Em 2000, o descontrolo foi total quando o Al-Ahly de Trípoli jogou contra o Al-Ahly de Bengasi - a cidade-berço da revolução. Sa"adi assistia ao jogo na presença de dignitários estrangeiros, quando adeptos de Bengasi fizeram desfilar um burro com as cores da equipa do filho do coronel. No mesmo ano, o estádio do Al-Ahly de Bengasi foi arrasado por escavadoras e o clube foi banido até 2005. Dorsey, o blogger, conta que houve rusgas casa a casa, pelo menos 80 pessoas foram presas e cinco condenadas à morte, embora nenhuma tenha sido executada, por ordem do "guia", que afastou o filho da liderança da federação de futebol.

No Médio Oriente, Dorsey só compara o futebol líbio no domínio de Khadafi ao futebol iraquiano sob Saddam. Nessa altura, quando Uday Hussein, um dos filhos do tirano, monopolizava todos os cargos desportivos, incluindo o de presidente do comité olímpico, os jogadores que perdiam "arriscavam-se a ser decapitados em pleno relvado". Tanto no Iraque como na Líbia, "o prestígio do regime jogava-se em campo, por isso, não é de estranhar que a selecção nacional líbia tenha demorado tanto tempo a passar para o campo da resistência." Em Junho de 2011, 17 futebolistas, um deles o guarda-redes da selecção, Juma Gtat, juntaram-se aos rebeldes do Conselho Nacional de Transição, agora no poder, proclamando a vontade de criar "uma nova Líbia". Essas deserções foram consideradas um duro revés para Khadafi.

Um tipo normal

Perante este retrato, Djamal Mahamat esboça um sorriso incrédulo, agitando nervosamente as pulseiras e o relógio: "Não acredito!", sublinha o atleta, filho de um diplomata e de uma feirante naturais do Chade. O jogador do Braga confirma que a selecção "estava dividida entre os que gostavam e os que não gostavam do presidente" e admite que as deserções se ficaram a dever à realidade de "alguns jogadores terem perdido familiares quando começou o problema" - o modo como se refere à revolução. Mas ressalva: "Não foram só os que não gostavam do presidente que tiveram familiares mortos; também morreram familiares dos que gostavam do Presidente."

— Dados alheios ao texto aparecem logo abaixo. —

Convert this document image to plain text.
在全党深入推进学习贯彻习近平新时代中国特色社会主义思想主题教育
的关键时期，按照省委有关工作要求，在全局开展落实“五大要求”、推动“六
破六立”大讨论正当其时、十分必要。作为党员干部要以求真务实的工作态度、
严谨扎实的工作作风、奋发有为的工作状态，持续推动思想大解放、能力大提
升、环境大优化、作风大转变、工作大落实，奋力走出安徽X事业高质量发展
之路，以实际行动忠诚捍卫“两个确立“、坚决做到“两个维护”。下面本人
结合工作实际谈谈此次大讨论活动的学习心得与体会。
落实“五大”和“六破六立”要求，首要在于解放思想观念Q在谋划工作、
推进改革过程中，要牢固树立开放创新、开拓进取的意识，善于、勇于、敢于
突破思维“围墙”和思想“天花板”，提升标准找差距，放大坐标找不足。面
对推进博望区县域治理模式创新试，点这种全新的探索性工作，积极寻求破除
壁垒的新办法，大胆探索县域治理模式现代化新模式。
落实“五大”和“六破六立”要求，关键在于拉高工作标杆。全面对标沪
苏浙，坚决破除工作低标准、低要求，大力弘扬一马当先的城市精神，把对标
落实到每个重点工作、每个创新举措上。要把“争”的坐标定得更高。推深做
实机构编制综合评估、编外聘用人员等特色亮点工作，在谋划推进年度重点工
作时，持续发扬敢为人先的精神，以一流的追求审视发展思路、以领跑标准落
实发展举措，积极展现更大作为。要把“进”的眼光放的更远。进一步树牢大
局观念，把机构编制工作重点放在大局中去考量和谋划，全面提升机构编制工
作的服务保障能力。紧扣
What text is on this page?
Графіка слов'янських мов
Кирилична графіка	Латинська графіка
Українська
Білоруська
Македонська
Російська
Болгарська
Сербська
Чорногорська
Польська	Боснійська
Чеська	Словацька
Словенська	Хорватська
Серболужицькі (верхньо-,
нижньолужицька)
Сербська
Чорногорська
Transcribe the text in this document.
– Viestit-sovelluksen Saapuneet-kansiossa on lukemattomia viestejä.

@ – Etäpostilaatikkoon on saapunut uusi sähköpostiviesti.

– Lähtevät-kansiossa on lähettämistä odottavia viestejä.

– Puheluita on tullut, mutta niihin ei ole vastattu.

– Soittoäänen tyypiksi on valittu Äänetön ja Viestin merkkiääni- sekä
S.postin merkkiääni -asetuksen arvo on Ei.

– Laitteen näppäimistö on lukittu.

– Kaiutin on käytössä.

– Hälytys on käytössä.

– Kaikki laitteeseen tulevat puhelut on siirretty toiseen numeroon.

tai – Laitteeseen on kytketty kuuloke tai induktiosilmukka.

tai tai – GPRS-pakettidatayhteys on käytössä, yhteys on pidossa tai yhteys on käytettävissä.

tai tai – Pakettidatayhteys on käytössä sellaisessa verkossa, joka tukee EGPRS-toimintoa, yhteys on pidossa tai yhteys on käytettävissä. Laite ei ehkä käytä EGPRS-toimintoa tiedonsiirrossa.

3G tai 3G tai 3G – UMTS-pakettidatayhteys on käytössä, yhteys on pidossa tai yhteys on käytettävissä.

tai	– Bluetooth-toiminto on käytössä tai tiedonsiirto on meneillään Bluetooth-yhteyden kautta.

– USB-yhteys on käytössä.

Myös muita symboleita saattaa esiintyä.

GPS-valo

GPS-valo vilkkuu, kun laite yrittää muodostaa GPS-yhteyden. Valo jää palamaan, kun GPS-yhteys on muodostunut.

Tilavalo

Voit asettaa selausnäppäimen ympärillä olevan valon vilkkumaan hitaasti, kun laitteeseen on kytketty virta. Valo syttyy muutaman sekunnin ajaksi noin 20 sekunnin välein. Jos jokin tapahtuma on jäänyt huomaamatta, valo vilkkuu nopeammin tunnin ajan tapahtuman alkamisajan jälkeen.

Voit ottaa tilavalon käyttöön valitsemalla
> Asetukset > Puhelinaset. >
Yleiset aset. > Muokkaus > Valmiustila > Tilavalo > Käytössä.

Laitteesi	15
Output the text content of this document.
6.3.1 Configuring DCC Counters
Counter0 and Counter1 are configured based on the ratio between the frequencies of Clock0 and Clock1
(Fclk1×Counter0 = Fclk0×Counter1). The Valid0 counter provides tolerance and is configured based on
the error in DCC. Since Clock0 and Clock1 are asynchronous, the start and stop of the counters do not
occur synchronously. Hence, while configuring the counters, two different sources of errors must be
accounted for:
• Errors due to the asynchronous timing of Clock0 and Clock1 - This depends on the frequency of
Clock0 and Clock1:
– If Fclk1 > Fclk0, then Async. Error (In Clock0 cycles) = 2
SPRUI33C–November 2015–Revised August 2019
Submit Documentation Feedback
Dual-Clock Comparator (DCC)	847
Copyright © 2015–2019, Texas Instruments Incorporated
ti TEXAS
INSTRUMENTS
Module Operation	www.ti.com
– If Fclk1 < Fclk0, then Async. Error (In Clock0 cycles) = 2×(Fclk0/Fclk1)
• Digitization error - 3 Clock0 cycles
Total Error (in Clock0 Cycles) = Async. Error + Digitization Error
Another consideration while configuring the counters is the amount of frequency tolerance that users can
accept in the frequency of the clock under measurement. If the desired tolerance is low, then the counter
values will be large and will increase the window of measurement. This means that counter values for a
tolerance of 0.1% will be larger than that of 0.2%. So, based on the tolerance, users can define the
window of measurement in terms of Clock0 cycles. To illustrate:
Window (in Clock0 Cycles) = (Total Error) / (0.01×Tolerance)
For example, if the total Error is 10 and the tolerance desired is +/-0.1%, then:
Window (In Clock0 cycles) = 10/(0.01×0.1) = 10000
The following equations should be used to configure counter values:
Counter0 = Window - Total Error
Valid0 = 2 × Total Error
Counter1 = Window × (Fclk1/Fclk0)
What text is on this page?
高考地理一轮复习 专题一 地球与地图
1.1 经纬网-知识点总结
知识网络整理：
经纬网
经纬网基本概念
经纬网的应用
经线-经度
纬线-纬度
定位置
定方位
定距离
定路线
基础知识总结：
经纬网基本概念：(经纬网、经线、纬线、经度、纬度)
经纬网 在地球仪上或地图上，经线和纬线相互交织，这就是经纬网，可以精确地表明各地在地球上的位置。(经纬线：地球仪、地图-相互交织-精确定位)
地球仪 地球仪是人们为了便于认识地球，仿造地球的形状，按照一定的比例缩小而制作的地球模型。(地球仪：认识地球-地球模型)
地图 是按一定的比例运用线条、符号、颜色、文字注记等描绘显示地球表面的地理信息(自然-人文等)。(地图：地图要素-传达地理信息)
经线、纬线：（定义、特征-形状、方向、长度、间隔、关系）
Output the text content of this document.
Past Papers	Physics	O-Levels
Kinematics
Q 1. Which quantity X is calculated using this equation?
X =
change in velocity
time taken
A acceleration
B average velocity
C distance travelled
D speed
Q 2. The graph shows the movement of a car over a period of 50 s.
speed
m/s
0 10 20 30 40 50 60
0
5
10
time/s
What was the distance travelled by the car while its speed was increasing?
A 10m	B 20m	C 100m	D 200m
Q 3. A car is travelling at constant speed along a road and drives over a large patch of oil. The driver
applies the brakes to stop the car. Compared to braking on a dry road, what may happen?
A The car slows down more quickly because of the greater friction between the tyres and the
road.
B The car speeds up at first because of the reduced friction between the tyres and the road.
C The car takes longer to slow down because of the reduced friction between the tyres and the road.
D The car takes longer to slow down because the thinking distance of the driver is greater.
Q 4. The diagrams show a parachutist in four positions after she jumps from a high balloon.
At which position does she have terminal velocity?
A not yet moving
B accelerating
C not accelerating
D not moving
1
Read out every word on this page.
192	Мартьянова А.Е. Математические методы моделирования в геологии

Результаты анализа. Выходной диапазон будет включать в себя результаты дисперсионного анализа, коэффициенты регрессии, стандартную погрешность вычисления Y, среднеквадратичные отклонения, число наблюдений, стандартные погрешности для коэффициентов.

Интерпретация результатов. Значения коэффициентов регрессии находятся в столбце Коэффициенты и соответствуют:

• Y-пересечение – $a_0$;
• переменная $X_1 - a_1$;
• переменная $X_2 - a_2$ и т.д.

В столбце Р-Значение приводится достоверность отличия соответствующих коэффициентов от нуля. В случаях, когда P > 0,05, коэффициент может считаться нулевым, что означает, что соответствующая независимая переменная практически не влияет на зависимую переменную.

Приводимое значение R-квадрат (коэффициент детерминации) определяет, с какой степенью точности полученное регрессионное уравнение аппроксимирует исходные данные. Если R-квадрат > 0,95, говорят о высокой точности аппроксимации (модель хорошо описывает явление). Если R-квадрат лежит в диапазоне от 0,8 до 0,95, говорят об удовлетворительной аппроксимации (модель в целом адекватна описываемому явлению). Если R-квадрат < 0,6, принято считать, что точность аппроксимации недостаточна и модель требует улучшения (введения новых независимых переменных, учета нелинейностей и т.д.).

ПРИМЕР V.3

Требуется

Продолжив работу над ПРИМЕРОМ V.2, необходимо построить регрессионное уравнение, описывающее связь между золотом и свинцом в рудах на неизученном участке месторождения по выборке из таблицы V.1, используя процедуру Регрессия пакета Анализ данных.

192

Hoje, garante Djamal, a selecção "está unida", cada um guardando para si as preferências políticas. "O futebol supera tudo. Os jogadores que eram a favor do antigo Governo escolheram o silêncio e continuam a jogar. Não vão mudar de lado. Vão acomodar-se." Ele, por exemplo, não tem vergonha de dizer que "tolerava o regime", mas logo vinca: "Sempre estive "no meio - o meu interesse era apenas o futebol".

A Interpol emitiu um red notice para a captura de Sa"adi, neste momento refugiado no Níger depois de ter sido um implacável comandante militar em Bengasi, por alegada apropriação de bens pela força e intimidação quando dirigia a Federação Líbia de Futebol. Segundo a Reuters, o Conselho Nacional de Transição também está a investigar o filho de Khadafi pela morte de Basheer Al-Ryani. Conhecido como "jogador número 9", terá sido torturado e deixado sem vida à porta de casa, em 2005, depois de, como treinador do clube de Sa"adi, o ter desafiado, acusando-o de fazer parte de "uma ditadura que corrompeu a Líbia".

Djamal tem outras memórias: "Ele [Sa"adi] era um tipo normal. Conhecia-o, mas não era meu amigo pessoal. Falámos várias vezes nos treinos e nos jogos. Era uma pessoa correcta, que nos respeitava. Quando a selecção ganhava, oferecia-nos presentes, mas não nos castigava, se perdíamos. Não havia pressão para vencer. Jogávamos à vontade. Se eu fosse castigado, estaria aqui no Braga? Nunca um jogo foi uma derrota para o regime. Nunca joguei com medo de Khadafi."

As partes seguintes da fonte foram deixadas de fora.